How will AI impact the automobile industry?
Technology today has given rise to many tools and services that simplify the way we live.
In the case of transportation, the rise of e-hailing services, self-driving cars and automated public transportation gave many the option of choosing to have a transport of their own or commute with others.
While some might think this spells bad news for car makers, the AI in Transportation Report released by Business Insider takes a different tone, as it notes that opportunities await for carmakers by embracing artificial intelligence (AI).
Shifting trends in commuting
Commuting trends have shifted dramatically since the introduction of e-hailing apps with more people opting out of owning a car because transportation has become easily accessible from just a few taps on the phone.
Lyft’s Economic Impact report from 2017 confirmed this when it reported that 250,000 of its passengers sold their vehicles in favor of ride hailing.
Some even abandoned the idea of owning or replacing cars altogether since this service came to be. And, with more countries now researching on automated public transportation, expect that number to keep growing as researchers dig deeper into AI.
The favor for e-hailing and automated public vehicles stems from the fact that it offers commuters a simpler and less taxing way to get to their destinations.
Lyft’s latest Impact report noted that its passengers saved 175 million hours to date in commuting. While the report also said that 46 percent of its commuters do own a car, it appears that more people prefer to commute with Lyft compared to driving on their own.

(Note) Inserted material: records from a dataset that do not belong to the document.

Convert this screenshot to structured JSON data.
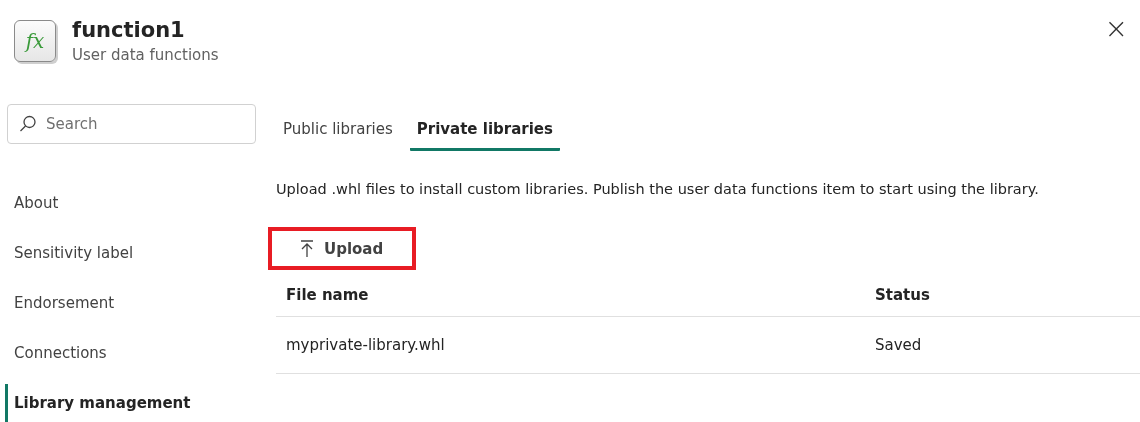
{
  "header": {
    "icon_label": "fx",
    "title": "function1",
    "subtitle": "User data functions",
    "close": "×"
  },
  "search": {
    "placeholder": "Search"
  },
  "sidebar": {
    "items": [
      {
        "label": "About",
        "selected": false
      },
      {
        "label": "Sensitivity label",
        "selected": false
      },
      {
        "label": "Endorsement",
        "selected": false
      },
      {
        "label": "Connections",
        "selected": false
      },
      {
        "label": "Library management",
        "selected": true
      }
    ]
  },
  "tabs": [
    {
      "label": "Public libraries",
      "selected": false
    },
    {
      "label": "Private libraries",
      "selected": true
    }
  ],
  "description": "Upload .whl files to install custom libraries. Publish the user data functions item to start using the library.",
  "upload": {
    "label": "Upload",
    "highlighted": true
  },
  "table": {
    "columns": [
      "File name",
      "Status"
    ],
    "rows": [
      [
        "myprivate-library.whl",
        "Saved"
      ]
    ]
  }
}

It’s not just e-hailing that saw towering numbers. A study by Radiant insights revealed that autonomous vehicle sales will see a global revenue spike at 41.61 percent by 2022; in the US alone, self driving tech will grow from US$54 billion to US$556 billion by 2026.
Stemming from the fact that autonomous driving can eliminate road fatalities and reduce traffic, the growth of the autonomous driving industry is further fuelled by investments from both government entities and private alike.
Car makers and AI
For automakers, the increasing market demand for autonomous vehicles should be good news as it generally involves them. AI technology offers automakers the opportunity to lower their operation costs, while creating new revenue streams for the company.

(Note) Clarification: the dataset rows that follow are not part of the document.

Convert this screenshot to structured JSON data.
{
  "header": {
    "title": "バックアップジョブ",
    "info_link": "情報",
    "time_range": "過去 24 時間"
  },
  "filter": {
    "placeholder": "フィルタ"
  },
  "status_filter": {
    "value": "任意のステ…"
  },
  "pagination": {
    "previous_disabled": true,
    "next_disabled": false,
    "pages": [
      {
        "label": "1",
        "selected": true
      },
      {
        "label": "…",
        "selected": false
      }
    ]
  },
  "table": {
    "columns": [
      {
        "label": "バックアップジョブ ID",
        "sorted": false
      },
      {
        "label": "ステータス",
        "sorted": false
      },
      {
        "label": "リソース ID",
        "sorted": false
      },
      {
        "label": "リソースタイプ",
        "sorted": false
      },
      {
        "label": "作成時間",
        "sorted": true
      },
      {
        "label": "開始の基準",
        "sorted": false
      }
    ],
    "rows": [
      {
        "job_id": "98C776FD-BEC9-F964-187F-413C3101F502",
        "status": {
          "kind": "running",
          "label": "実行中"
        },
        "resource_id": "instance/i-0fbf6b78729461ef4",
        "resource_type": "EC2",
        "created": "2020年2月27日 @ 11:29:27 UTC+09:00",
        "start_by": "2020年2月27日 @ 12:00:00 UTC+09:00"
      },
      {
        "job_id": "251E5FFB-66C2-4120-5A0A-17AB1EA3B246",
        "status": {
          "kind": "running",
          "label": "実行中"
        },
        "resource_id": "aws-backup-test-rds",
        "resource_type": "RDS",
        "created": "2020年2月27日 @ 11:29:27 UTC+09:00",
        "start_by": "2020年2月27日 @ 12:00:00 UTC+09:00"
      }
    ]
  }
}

Noted in our previous article, autonomous driving creates opportunities for automakers to venture into other playing fields by diversifying their business model. Some sectors that currently are in-demand for autonomous vehicles are the food delivery industry and public transportation, to name a few.
Companies like Toyota and Volkswagen have begun researching AI to capitalize on the benefits it’s said to bring. Toyota AI ventures, a venture capital subsidiary of Toyota Group, is one such company that received US$100 million fund this year for it to invest in startups focused on robotics and self-driving technology. Volkwagen, on the other hand, has rolled out over 100 AI applications to 120 of its plants for trials and testing.
The entire OEM supply chain will see a positive change too. According to the report, automotive manufacturing should expect a US$173 billion cost saving from a variety of processes ranging from procurement to research and development.
However, manufacturing requirements would soon change, since autonomous cars are built differently compared to traditional powertrain cars. This may present some major hurdles to some automakers for them to overcome; such as a new workforce, new infrastructure and an updated security protocol to protect their data.
Opportunities lie beyond challenges
Advances in technology will be the reason why manufacturing processes “evolve” overtime. Just over 20 years ago, GPS was considered “state-of-the-art”; now almost every car and phone have navigation apps installed.
This huge shift came when the automotive industry experienced Industry Revolution 3.0. Now that it’s time for Industry Revolution 4.0, automakers and part suppliers would need to up their game and embrace the change if they are to sustain in the future.